Python Simple Linear Regression
Source: Coursera Machine Learning with Python
Uses the following libraries:
- NumPy
- Matplotlib
- Pandas
- Scikit-learn
See more about skikit linear regression: https://scikit-learn.org/stable/modules/generated/sklearn.linear_model.LinearRegression.html
Import libraries
import numpy as np
import matplotlib.pyplot as plt
import pandas as pd
%matplotlib inline
Load the data
url= "https://cf-courses-data.s3.us.cloud-object-storage.appdomain.cloud/IBMDeveloperSkillsNetwork-ML0101EN-SkillsNetwork/labs/Module%202/data/FuelConsumptionCo2.csv"
Explore the data (df.describe())
Select some features (cdf = df'ENGINESIZE','CYLINDERS','FUELCONSUMPTION_COMB','CO2EMISSIONS')

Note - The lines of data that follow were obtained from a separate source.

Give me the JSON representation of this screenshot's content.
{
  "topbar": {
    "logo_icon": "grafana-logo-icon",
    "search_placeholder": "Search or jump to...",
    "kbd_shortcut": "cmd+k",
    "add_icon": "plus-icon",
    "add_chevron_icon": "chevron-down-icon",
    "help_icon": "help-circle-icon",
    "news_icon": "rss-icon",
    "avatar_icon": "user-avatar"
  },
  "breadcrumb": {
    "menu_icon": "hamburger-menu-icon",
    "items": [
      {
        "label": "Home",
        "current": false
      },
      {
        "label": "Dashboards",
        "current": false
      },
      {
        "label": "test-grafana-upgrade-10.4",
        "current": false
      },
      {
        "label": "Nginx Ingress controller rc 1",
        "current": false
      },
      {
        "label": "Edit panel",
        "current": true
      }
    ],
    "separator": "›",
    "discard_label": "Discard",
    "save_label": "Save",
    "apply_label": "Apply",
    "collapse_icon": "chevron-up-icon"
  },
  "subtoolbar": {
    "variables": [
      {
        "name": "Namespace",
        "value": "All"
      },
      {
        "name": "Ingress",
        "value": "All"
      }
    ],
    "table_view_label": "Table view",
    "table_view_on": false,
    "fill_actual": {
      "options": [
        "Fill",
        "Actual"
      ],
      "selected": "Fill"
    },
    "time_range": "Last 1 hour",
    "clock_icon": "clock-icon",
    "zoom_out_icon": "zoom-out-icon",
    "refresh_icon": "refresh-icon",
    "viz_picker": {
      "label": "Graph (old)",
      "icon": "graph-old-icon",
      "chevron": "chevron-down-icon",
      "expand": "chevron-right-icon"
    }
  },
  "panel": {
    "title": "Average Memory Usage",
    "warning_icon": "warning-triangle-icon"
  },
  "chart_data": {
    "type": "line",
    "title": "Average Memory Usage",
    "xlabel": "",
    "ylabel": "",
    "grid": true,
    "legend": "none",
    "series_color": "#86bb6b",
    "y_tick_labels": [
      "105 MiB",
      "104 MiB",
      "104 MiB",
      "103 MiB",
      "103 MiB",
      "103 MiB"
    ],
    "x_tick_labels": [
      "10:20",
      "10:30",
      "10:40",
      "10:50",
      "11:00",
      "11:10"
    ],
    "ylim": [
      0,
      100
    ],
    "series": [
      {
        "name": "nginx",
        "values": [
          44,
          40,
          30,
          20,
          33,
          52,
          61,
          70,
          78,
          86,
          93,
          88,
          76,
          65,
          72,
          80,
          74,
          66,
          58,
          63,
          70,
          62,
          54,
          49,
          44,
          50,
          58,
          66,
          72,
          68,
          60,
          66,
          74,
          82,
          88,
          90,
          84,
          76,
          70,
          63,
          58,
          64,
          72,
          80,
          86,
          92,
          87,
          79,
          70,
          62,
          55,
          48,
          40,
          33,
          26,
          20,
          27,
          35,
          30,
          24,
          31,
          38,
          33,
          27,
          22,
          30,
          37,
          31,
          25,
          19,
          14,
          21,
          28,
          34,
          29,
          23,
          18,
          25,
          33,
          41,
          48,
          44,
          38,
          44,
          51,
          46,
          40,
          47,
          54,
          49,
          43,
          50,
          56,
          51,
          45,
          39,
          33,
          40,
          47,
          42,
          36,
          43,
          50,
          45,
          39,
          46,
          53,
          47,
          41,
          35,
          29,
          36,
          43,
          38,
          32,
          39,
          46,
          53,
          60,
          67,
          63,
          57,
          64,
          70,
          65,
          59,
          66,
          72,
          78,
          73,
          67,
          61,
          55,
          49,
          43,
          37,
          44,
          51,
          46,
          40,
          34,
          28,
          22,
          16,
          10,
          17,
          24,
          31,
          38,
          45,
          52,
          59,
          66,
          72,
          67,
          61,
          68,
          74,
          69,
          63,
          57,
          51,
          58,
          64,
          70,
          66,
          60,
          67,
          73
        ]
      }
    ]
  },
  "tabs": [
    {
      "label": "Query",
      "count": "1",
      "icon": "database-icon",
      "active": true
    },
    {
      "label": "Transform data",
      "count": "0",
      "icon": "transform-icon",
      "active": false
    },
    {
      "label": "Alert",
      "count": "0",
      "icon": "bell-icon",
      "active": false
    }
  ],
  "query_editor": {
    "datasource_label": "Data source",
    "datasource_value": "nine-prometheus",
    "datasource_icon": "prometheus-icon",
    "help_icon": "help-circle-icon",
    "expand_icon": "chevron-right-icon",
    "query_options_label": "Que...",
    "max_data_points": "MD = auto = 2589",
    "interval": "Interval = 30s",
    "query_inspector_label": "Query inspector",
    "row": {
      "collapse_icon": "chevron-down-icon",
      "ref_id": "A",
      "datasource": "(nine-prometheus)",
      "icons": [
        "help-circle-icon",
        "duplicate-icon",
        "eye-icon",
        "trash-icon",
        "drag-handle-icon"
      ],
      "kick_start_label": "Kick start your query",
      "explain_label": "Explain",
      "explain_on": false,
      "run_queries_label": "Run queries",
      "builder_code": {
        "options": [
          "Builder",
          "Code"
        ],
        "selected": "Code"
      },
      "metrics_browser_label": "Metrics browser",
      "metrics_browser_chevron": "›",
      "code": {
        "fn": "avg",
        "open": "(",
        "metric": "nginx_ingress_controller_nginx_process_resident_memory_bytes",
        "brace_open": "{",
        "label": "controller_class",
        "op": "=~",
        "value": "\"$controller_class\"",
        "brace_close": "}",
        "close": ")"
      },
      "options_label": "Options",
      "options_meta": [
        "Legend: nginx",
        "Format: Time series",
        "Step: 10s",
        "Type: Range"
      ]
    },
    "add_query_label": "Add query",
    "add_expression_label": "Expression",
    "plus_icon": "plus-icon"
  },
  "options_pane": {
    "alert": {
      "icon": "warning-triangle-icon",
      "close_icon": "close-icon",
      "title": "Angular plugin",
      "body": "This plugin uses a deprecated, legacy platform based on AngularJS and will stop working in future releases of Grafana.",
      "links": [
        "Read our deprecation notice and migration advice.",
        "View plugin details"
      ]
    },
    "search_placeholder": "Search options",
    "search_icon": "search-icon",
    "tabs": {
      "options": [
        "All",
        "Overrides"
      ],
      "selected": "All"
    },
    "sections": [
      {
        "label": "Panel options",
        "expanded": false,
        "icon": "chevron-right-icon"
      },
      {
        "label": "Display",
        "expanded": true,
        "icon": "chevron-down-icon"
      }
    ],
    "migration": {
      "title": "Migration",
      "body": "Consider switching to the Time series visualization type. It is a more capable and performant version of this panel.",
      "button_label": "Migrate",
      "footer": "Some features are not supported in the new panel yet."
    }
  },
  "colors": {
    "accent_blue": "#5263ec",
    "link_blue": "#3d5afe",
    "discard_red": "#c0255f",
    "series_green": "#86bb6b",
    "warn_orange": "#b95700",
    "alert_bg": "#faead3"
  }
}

Sample the data (cdf.sample(9))
Visualise the data:
viz = cdf'CYLINDERS','ENGINESIZE','FUELCONSUMPTION_COMB','CO2EMISSIONS'
viz.hist()
plt.show()
Scatter plots
plt.scatter(cdf.FUELCONSUMPTION_COMB, cdf.CO2EMISSIONS, color='blue')
plt.xlabel("FUELCONSUMPTION_COMB")
plt.ylabel("Emission")
plt.show()
plt.scatter(cdf.ENGINESIZE, cdf.CO2EMISSIONS, color='blue')
plt.xlabel("Engine size")
plt.ylabel("Emission")
plt.xlim(0,27)
plt.show()
Extract the input features
X = cdf.ENGINESIZE.to_numpy()
y = cdf.CO2EMISSIONS.to_numpy()
Create train and test datasets
from sklearn.model_selection import train_test_split
X_train, X_test, y_train, y_test = train_test_split(X,y,test_size=0.2,random_state=42)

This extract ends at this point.